Networking in the Modern World

by - 3 min read

Networking in the Modern World

by The Edge - 3 min read

by The Edge

As someone who has interacted with thousands of people and has hop-scotched the globe on speaking tours, U.K.-based business coach Camilita Nuttall has noticed a change in how people network.

“As busy professionals, entrepreneurs are finding less time to engage outside of the office and home,” she laments. But that’s not entirely a bad thing; with people’s limited time to schmooze, she believes small talk has made way for deeper dialogue that makes more out of a new connection.

While relationship-building is emphasized more than ever before, Nuttall notes that social media is playing a larger role in networking, with people meeting online in record numbers. Today, the two can and do overlap in many ways.

LinkedIn, for example, is a great tool to find out more about event attendees (if you know who they are in advance), in order to “have a more meaningful conversation with the people you are meeting.”

Jennifer Beale, a Toronto-based public speaker and producer of networking events, believes that networking has become paramount in an age where the business landscape is rapidly evolving.

“Things are changing very fast in the marketplace. Nobody can stay on top of everything that’s happening. It’s a reason why networking is important – not just for opportunities, for access to information,” she says. “You’re going to be expected to find a way to do something different or better” to stay relevant.

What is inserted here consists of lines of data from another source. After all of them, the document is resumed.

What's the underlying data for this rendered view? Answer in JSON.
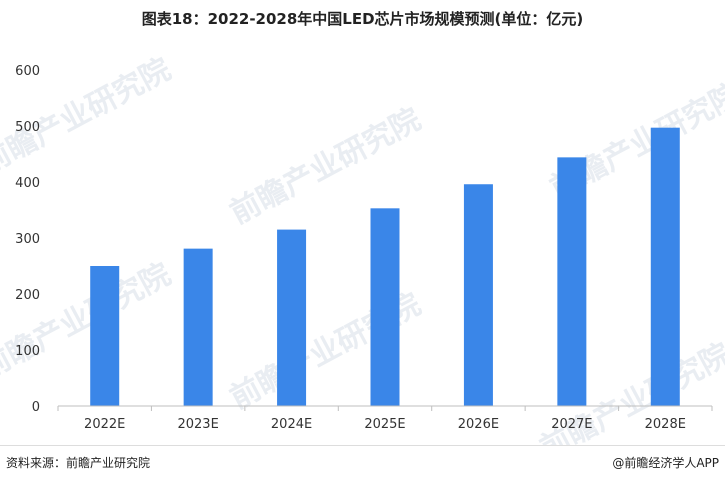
{
  "title": "图表18：2022-2028年中国LED芯片市场规模预测(单位：亿元)",
  "source": "资料来源：前瞻产业研究院",
  "credit": "@前瞻经济学人APP",
  "watermark": "前瞻产业研究院",
  "colors": {
    "bar": "#3a86e8",
    "axis": "#bfbfbf",
    "text": "#333333"
  },
  "chart_data": {
    "type": "bar",
    "title": "图表18：2022-2028年中国LED芯片市场规模预测(单位：亿元)",
    "categories": [
      "2022E",
      "2023E",
      "2024E",
      "2025E",
      "2026E",
      "2027E",
      "2028E"
    ],
    "values": [
      250,
      281,
      315,
      353,
      396,
      444,
      497
    ],
    "yticks": [
      0,
      100,
      200,
      300,
      400,
      500,
      600
    ],
    "ylim": [
      0,
      600
    ],
    "grid": false,
    "xlabel": "",
    "ylabel": ""
  }
}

What’s changed for the better in recent years, Beale explains, is the ability to forsake business cards for trading contact details instantly on a smartphone. Then networkers “can immediately book a time to reconnect right away.”

Another suggestion for modern networkers, is to acquire Customer Relationship Management (CRM) software. “Categorize your contacts, list them, and know the people who you are likely to do business with,” she maintains. “Keep in touch with these people on a regular basis so you can help each other.”

Carl J. Woodin, CEO of AZtech Multimedia & Training Group in Philadelphia, explained a recent networking success story, based on a modern approach.

One of his former colleagues from several years ago had recently reached out to Woodin over email because he had been seeking a job at a particular company. Using LinkedIn, the colleague looked to see who worked for the company, and who was connected to any employees there. That connection was Carl.

“There’s a foot in the door this person would not have had if they didn’t use LinkedIn,” Woodin says.

Notwithstanding, one shouldn’t eschew human interaction altogether, he cautioned; the connection only worked because he had an existing relationship with his colleague.

“There’s still a connection you make when you have a live face attached to a face, attached to a personality,” he explains. “Until you’ve networked and know the right people, you’re just a Request for Proposal or resume sitting in an inbox.”

Ivan Misner, founder of Business Networking International (BNI) credits the online revolution with the tenfold increase in BNI members from 25,000 in 1998, to nearly a quarter of a million today.

Known as the “father of networking,” Misner says that the internet has changed how we connect with people. Today, it’s “not a question of networking online, or in person: it’s both.”

Online platforms, he says, are an efficient way to communicate with a network, as evidenced by a recent Facebook Live session he ran that attracted 3,000 viewers. He touts video conferencing such as Skype as a breakthrough that allows anyone to network for free to anywhere in the world.

He says the primary focus should be that “networking is more about farming than it is hunting. It’s about building relationships with people.”

Going a step further, Misner wants to debunk a popular misconception.

“You might think it’s who you know, not what you know. I think it’s how well you know each other. If they know you well, they’ll answer your call, and be willing to do you a favour.”

Viviana Kohon, a partner and Director of Marketing of The Symes, an event venue in Toronto, says her team has grown in the past year, resulting from personal and professional connections. Social media networking even helped her discover one of her business partners – through selling shoes on Facebook.

“Networking in our field, especially for female entrepreneurs, takes a less traditional approach. In the events industry, we’re always invited to and attending events, whether it is hosted by other fellow event planners, or industry events. We take advantage of these opportunities because you never know who you are going to meet,” Kohon notes. “The main tip here is to be approachable, memorable, and knowing how to capitalize on relationships.”

It’s clear that even as technology, particularly social media, changes the way we network and interact with one another for business, the human element remains crucial.